More news apps coming to a phone near you: The Evening Standard and hyperlocal portal LocalPeople, from the Standard’s former owners DMGT, are both launching mobile apps.
The Evening Standard app, which is launching later this month, will be available across “all major smartphone platforms”. At launch, it will be free to download and will run on an ad-supported model, according a spokesperson from the developers, Handmark.
The app initially will concentrate on the “most desired content” from the print edition of the newspaper, says a release. In other words, no indication yet of how or when supplemental info such as real estate or event listings will fit into the mix.
The Evening Standard app will utilise a relatively new but increasingly common feature of automatically updating so that people can read the most recent content when offline. The app also ticks the social networking box: users can share articles on Facebook, Twitter and del.icio.us. Readers can also design their own news feeds around particular subjects.

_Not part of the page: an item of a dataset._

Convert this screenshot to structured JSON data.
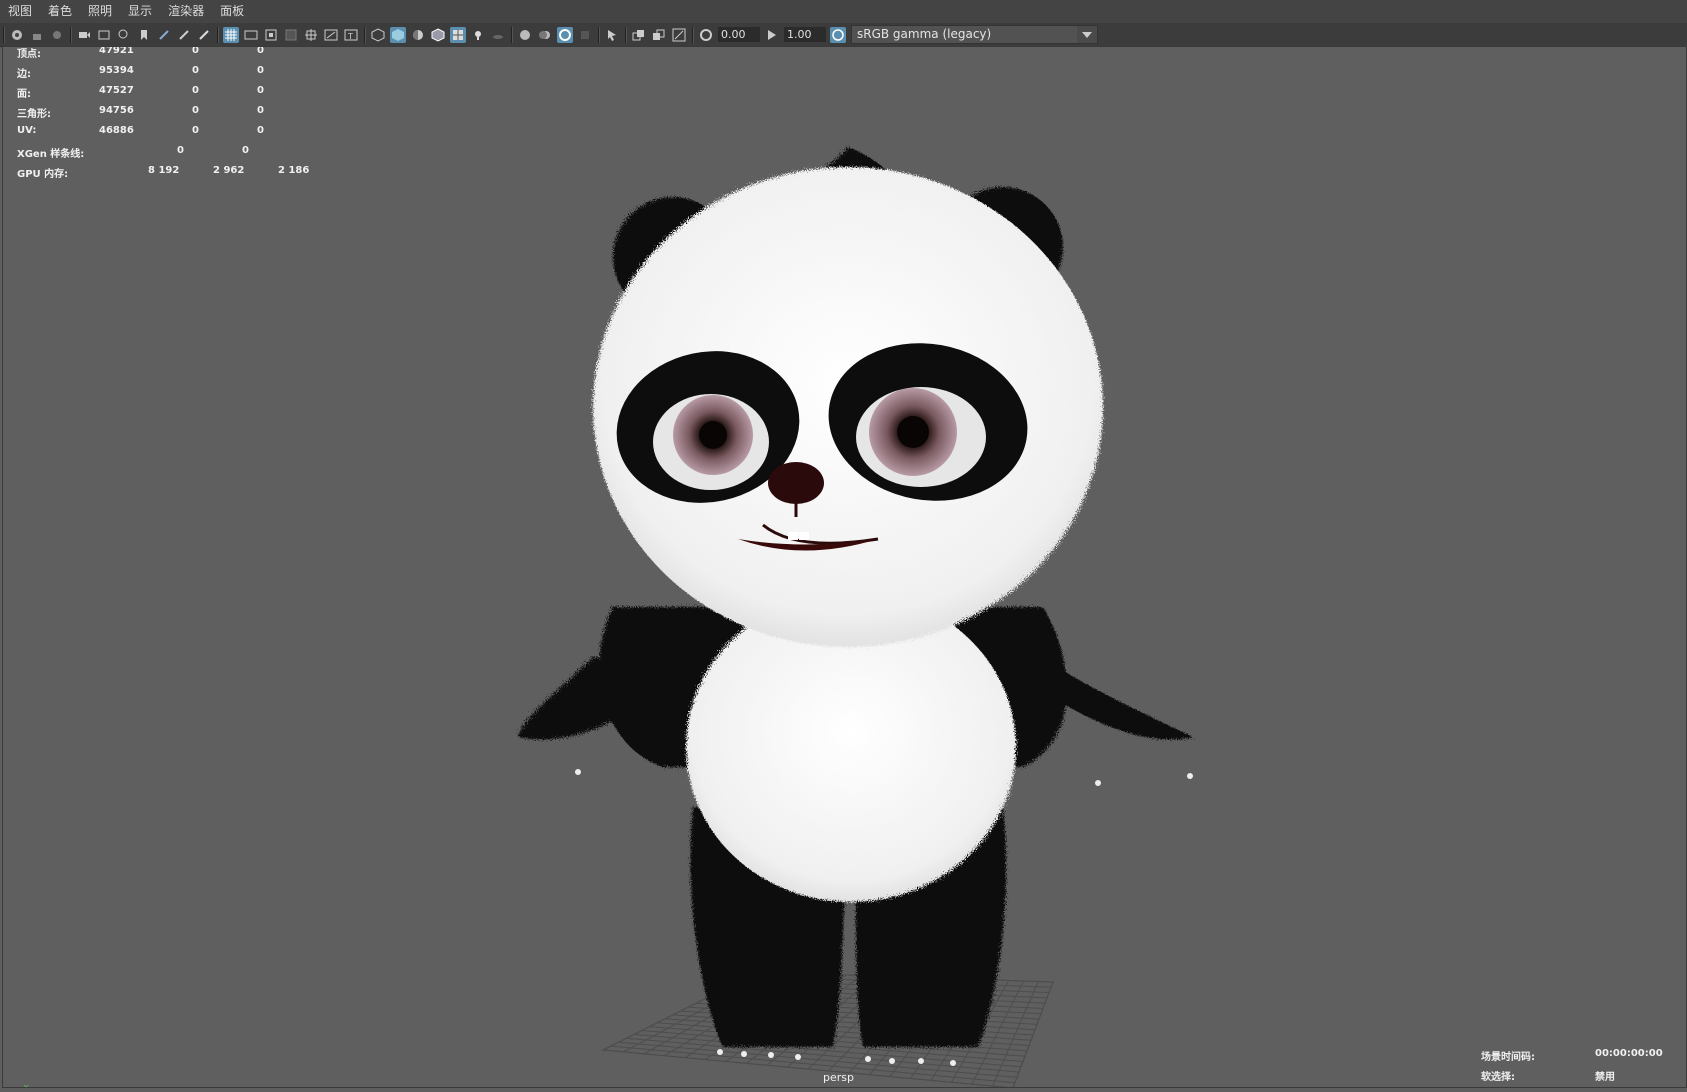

Handmark has worked on mobile apps for other newspapers including the Wall Street Journal. The spokesperson says it hasn’t revealed any numbers on downloads for individual newspaper apps, but as a whole the company has had 750,000 downloads of its apps in the month of January alone and serves 250 million ads across them every month.
Ironically, the listings info that the Standard app will be lacking, at least in its first iteration, may end up getting presented in nines in another new app from the paper’s former owners. Localpeople, a portal that aggregates a collection of hyperlocal sites across the southern part of England, is launching its own free mobile app for Apple devices, tomorrow.
This move will help further DMGT in its strategy to target local advertising. In an interview with paidContent:UK last year, Roland Bryan, the strategy director for DMGT division AN Digital, said he believed the local ad market could be worth up £2.8 billion.
Localpeople has 70 sites so far in beta and says that in its first six months of operation has generated over 30,000 pieces of content among them. As for coverage, it claims to have reached 25 percent of local online households in catchment areas served in January. It is this content that will be the basis of the app, which will focus on local news and information, submitted by users, on area restaurants, bars, hotels, tradesmen, shops and other services.